Viajaban vestidas como en los transatlánticos de moda, con polisones bajo las faldas de seda, con golas de encaje y sombreros de alas grandes adornadas con flores de crinolina, y las dos menores se cambiaban el atuendo completo varias veces al día, de modo que parecían llevar consigo su propio ámbito primaveral, mientras los otros pasajeros se ahogaban de calor. Las tres eran diestras en el manejo de las sombrillas y los abanicos de plumas, pero con los propósitos indescifrables de las momposinas de la época. Florentino Ariza no logró precisar siquiera la relación entre ellas, aunque sin duda eran de una misma familia. Al principio pensó que la mayor podía ser la madre de las otras, pero luego cayó en la cuenta de que no tenía bastante edad para serlo, y además guardaba un medio luto que las otras no compartían. No concebía que una de ellas se hubiera atrevido a hacer lo que hizo mientras las otras durmieran en las literas contiguas, y la única suposición razonable era que aprovechara un momento casual, o quizás concertado, en que se quedó sola en el camarote. Comprobó que a veces salían dos a tomar el fresco hasta muy tarde mientras la tercera se quedaba cuidando al niño, pero una noche de más calor salieron las tres juntas con el niño dormido en la jaula de mimbre cubierta con un toldo de gasa.

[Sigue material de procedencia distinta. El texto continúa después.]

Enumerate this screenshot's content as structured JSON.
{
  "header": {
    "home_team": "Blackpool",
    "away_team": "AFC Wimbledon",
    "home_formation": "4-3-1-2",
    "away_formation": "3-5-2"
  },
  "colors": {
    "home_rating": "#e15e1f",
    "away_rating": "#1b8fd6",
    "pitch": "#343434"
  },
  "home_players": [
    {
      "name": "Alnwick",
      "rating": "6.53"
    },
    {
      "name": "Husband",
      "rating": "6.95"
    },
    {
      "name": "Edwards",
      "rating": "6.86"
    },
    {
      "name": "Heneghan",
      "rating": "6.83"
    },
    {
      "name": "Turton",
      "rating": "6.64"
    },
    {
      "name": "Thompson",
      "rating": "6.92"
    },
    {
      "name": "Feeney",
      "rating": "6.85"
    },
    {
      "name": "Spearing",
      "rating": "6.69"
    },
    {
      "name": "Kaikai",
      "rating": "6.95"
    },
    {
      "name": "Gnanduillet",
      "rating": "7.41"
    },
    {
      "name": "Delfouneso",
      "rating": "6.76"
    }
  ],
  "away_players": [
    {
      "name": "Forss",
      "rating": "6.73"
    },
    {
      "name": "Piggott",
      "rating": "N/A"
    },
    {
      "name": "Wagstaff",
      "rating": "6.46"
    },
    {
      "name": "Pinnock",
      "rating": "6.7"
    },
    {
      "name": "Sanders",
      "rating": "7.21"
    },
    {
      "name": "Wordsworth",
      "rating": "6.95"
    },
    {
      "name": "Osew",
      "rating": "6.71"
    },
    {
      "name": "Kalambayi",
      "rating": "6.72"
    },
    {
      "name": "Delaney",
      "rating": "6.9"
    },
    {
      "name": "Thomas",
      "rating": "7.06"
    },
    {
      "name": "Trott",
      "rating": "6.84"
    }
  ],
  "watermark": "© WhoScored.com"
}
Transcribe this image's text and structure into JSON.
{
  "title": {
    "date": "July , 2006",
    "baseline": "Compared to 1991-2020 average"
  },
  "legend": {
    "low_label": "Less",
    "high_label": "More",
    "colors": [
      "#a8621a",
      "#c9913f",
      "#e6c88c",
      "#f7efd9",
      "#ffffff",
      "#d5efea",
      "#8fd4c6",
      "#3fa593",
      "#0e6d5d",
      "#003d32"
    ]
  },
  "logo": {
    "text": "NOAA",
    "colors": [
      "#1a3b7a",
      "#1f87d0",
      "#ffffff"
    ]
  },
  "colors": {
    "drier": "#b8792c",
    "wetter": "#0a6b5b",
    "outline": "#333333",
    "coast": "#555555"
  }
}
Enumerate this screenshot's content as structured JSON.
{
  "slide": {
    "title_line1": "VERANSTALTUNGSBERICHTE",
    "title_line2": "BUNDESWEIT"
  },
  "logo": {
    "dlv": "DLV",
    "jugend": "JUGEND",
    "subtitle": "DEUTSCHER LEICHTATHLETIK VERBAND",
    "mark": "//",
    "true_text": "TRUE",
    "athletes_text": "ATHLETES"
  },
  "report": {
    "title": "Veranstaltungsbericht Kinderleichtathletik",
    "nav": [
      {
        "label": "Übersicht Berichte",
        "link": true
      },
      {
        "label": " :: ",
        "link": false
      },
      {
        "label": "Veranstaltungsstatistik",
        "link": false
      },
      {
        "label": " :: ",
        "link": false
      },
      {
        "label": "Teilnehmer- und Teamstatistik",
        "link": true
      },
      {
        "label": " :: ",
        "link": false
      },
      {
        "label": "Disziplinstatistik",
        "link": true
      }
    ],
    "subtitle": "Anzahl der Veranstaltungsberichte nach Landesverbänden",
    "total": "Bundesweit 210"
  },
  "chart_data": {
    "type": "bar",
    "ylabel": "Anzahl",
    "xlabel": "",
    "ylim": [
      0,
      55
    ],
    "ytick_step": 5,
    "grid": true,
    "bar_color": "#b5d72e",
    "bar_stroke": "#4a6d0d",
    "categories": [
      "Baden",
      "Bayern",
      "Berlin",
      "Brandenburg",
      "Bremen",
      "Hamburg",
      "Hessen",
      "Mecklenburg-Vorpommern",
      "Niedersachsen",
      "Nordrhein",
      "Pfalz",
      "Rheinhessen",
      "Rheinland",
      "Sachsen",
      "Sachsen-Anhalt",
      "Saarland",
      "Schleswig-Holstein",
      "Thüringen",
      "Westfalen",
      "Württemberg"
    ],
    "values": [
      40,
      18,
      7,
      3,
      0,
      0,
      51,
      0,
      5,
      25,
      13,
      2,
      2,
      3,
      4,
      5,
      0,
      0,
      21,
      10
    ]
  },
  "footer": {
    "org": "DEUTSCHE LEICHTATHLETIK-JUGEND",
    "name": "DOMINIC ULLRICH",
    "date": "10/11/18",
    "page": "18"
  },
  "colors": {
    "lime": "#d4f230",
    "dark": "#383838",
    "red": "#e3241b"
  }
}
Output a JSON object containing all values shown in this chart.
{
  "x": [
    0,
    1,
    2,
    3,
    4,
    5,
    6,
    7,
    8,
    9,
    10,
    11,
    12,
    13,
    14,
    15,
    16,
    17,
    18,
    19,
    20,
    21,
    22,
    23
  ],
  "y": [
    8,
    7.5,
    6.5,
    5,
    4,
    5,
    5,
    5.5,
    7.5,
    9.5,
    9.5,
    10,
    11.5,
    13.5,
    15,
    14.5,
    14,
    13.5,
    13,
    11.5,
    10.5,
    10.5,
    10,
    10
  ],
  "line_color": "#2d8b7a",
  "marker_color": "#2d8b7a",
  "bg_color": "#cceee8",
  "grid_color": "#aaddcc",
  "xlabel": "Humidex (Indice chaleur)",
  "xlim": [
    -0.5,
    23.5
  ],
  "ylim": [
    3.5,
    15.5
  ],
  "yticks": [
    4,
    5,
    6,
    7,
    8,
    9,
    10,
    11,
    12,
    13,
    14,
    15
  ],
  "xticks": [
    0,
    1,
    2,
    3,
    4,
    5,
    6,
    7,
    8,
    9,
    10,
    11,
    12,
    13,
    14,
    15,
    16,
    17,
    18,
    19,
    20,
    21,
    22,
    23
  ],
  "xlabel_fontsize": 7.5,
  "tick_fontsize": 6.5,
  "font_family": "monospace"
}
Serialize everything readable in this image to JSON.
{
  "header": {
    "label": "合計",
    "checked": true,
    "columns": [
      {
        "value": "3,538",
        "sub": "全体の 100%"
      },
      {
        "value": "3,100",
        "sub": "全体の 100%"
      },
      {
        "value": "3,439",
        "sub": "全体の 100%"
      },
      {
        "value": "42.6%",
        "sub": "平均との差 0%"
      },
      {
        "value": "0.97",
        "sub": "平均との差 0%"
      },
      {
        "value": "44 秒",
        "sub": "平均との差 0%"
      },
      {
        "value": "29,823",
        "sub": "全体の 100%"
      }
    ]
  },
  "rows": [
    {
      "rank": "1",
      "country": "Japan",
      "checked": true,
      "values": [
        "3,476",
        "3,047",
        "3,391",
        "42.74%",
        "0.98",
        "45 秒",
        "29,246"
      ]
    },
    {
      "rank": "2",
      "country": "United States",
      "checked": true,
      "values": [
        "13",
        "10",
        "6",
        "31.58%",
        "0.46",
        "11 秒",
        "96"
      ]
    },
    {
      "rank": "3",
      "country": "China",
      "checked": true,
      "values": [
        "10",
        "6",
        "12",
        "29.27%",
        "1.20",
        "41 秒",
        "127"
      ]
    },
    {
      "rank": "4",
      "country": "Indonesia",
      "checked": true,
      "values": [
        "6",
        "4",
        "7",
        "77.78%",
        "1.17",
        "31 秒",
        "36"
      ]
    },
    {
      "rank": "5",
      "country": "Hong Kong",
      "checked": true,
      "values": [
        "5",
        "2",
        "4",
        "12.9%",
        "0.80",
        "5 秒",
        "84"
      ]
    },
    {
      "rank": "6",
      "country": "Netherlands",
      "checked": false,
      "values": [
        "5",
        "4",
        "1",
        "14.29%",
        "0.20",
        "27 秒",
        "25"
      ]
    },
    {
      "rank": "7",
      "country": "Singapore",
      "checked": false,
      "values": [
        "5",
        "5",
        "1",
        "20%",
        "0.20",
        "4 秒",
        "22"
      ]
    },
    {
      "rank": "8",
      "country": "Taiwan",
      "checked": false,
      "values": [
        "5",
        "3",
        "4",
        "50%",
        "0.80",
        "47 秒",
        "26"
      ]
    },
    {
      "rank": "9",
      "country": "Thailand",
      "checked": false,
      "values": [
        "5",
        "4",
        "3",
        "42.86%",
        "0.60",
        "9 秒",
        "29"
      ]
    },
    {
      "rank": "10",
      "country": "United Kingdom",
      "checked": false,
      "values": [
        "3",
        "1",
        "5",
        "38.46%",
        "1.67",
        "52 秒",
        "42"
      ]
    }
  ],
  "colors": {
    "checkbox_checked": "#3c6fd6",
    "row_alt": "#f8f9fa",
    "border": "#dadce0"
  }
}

A pesar de aquel embrollo de indicios, Florentino Ariza se apresuró a descartar la posibilidad de que la mayor de las tres fuera la autora del asalto, y en seguida absolvió también a la menor, que era la más bella y atrevida. Lo hizo sin razones válidas, sólo porque la vigilancia ansiosa de las tres lo había inducido a dar por cierto su deseo entrañable de que la amante instantánea fuera la madre del niño enjaulado. Tanto lo sedujo esa suposición, que empezó a pensar en ella con más intensidad que en Fermina Daza, sin importarle la evidencia de que aquella madre reciente sólo vivía para el niño. No tenía más de veinticinco años, y era esbelta y dorada, con unos párpados portugueses que la hacían más distante, y a cualquier hombre le hubiera bastado con sólo las migajas de la ternura que ella le prodigaba al hijo. Desde el desayuno hasta la hora de acostarse se ocupaba de él en el salón, mientras las otras jugaban damas chinas, y cuando lograba dormirlo colgaba del techo la jaula de mimbre en el lado más fresco del barandal. Pero ni aun cuando estaba dormido se desentendía de él, sino que mecía la jaula cantando entre dientes canciones de novia, mientras sus pensamientos volaban por encima de las penurias del viaje. Florentino Ariza se aferró a la ilusión de que tarde o temprano sería delatada aunque fuera por un gesto. Vigilaba hasta los cambios de su respiración en el ritmo del relicario que llevaba colgado sobre la blusa de batista, mirándola sin disimulos por encima del libro que fingía leer, e incurrió en la impertinencia calculada de cambiar de sitio en el comedor para quedar frente a ella. Pero no consiguió ni un indicio ínfimo de que fuera en realidad la depositaria de la otra mitad de su secreto. Lo único que le quedó de ella, porque su compañera menor la llamó, fue el nombre sin apellido: Rosalba.